Anaerobic digesters are an energy-efficient process for waste treatment, especially in applications that convert biogas into useful energy such as electricity or heat. However, they require a homogeneously mixed process for maximum efficiency.
This function is typically provided in one of three ways: mechanical, gas or hydraulic mixing. All of these technologies claim to achieve similar results. They have varying capital and operational costs, the largest of which is typically energy. Of the three, hydraulic mixing offers advantages such as high mixing energy, effective mixing patterns, low maintenance, and easy installation. However, it tends to have high installed power consumption. But with the right control technology, hydraulic mixing can also address energy costs in a way that makes it a strong candidate for lowest life-cycle cost.
How hydraulic mixing works
Hydraulic mixing recirculates reactor contents through a series of jet nozzles, typically driven by a chopper pump to prevent clogging from rags and other stringy solids in the sludge. Nozzle size, location, position and flow rate are engineered to produce velocities capable of inducing hydraulic flow up to ten times that of the pumped flow through the system.
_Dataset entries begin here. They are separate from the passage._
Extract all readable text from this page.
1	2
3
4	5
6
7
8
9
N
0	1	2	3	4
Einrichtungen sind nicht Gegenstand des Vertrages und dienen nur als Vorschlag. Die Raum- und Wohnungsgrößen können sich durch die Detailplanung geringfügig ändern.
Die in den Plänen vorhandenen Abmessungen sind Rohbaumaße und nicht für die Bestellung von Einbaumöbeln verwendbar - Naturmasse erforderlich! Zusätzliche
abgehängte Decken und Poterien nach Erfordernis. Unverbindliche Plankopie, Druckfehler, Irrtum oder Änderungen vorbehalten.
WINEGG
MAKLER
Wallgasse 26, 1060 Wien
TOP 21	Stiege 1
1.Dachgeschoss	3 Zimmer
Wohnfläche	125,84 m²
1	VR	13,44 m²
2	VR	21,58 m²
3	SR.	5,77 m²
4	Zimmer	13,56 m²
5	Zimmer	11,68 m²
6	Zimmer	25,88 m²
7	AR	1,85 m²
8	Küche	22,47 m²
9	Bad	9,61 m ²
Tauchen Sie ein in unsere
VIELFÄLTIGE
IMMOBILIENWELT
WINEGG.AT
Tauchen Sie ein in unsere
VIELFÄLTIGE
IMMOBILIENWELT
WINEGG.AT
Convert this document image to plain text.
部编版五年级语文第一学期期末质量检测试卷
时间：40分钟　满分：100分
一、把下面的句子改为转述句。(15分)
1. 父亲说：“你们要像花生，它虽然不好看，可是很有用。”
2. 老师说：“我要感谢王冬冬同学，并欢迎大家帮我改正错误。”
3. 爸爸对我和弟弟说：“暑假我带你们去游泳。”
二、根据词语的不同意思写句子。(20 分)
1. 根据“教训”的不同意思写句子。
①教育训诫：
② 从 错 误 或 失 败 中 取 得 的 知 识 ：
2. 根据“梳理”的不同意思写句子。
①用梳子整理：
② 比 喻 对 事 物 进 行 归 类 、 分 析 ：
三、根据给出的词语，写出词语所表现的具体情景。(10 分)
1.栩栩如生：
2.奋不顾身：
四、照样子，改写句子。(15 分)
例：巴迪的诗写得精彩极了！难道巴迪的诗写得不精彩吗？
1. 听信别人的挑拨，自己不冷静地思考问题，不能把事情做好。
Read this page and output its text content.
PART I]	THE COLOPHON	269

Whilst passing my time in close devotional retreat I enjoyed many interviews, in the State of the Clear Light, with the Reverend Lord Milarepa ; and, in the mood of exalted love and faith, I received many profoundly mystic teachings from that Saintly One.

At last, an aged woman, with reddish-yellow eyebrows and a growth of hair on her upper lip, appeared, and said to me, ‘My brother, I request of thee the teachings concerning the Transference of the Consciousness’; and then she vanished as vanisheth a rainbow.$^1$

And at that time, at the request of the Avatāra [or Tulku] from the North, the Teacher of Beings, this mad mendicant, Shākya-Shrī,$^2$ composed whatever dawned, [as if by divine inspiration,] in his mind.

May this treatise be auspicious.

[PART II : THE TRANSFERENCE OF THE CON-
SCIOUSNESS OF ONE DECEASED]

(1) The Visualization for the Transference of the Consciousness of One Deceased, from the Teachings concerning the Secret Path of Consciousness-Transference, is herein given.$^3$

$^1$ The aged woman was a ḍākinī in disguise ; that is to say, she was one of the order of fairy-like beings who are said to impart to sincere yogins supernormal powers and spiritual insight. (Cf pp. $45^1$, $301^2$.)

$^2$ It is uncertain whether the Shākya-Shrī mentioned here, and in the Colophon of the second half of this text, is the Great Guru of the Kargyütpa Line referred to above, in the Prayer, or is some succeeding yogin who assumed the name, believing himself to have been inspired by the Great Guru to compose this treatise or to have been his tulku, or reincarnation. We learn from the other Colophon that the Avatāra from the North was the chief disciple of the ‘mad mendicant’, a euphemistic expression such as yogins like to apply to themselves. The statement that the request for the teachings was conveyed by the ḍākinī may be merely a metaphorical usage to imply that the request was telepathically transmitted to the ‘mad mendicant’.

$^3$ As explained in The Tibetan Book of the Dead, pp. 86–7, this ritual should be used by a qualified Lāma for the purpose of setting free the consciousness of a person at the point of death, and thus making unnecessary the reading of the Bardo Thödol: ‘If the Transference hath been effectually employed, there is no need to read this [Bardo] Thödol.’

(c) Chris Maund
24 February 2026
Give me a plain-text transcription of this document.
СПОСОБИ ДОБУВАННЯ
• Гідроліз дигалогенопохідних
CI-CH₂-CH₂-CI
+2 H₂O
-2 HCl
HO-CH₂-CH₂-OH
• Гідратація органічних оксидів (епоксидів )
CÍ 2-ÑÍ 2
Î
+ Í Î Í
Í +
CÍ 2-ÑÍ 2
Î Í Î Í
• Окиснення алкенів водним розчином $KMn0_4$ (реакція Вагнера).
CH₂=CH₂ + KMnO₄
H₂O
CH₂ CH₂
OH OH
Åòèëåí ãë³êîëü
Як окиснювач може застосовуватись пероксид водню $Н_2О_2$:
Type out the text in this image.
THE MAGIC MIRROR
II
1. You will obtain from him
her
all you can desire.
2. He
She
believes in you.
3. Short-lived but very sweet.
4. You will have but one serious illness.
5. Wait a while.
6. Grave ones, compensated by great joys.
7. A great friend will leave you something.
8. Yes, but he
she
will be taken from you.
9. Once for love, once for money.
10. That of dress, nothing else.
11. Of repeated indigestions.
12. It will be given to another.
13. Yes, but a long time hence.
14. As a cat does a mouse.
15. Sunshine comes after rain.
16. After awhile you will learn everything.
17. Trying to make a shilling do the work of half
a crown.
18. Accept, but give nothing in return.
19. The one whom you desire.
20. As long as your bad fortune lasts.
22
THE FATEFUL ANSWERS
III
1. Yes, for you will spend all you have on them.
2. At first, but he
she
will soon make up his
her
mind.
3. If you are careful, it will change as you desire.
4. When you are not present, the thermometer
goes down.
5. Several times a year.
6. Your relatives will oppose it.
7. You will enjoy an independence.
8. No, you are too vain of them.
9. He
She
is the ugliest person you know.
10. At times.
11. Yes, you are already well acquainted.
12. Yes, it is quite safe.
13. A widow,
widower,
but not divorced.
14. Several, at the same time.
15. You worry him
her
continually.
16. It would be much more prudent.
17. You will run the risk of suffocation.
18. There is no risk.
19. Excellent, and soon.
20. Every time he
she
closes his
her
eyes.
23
This combination of pumped and induced flow transfers sufficient energy to the reactor to keep contents mixed and solids suspended — the desired conditions for efficient anaerobic digestion. This process consumes significant energy, primarily to drive the chopper pumps. But the energy consumption can be offset by hydraulic mixing’s ability to operate intermittently, a feature not typically available with mechanical and gas technologies
The theory behind intermittent mixing
Unlike other mixing technologies, the high mixing energy of hydraulic mixing can maintain an optimum mix in the digester without continuous operation, directly reducing the energy required to run the pump.
Implementing intermittent mixing depends on the ability to monitor the condition of digester contents, determine whether the mix is optimized, and use the data to control pump operation. This typically involves taking various samples within a digester to ensure that the sample temperatures and total suspended solids (TSS) values are consistent. If sample temperatures are within +/- 1 degree F and the TSS values are within +/- 10% of each other, it can be said that the reactor is completely mixed.
For automatic intermittent operation, the key performance parameter is temperature. To track it, Evoqua supports its Jetmix hydraulic mixing system with sensors at various locations within the digester that sample temperatures for comparison. Temperature data is analyzed by a local panel and used to control the chopper pump to maintain an optimum mix. The data can be fed directly to the plant’s SCADA system for monitoring as needed.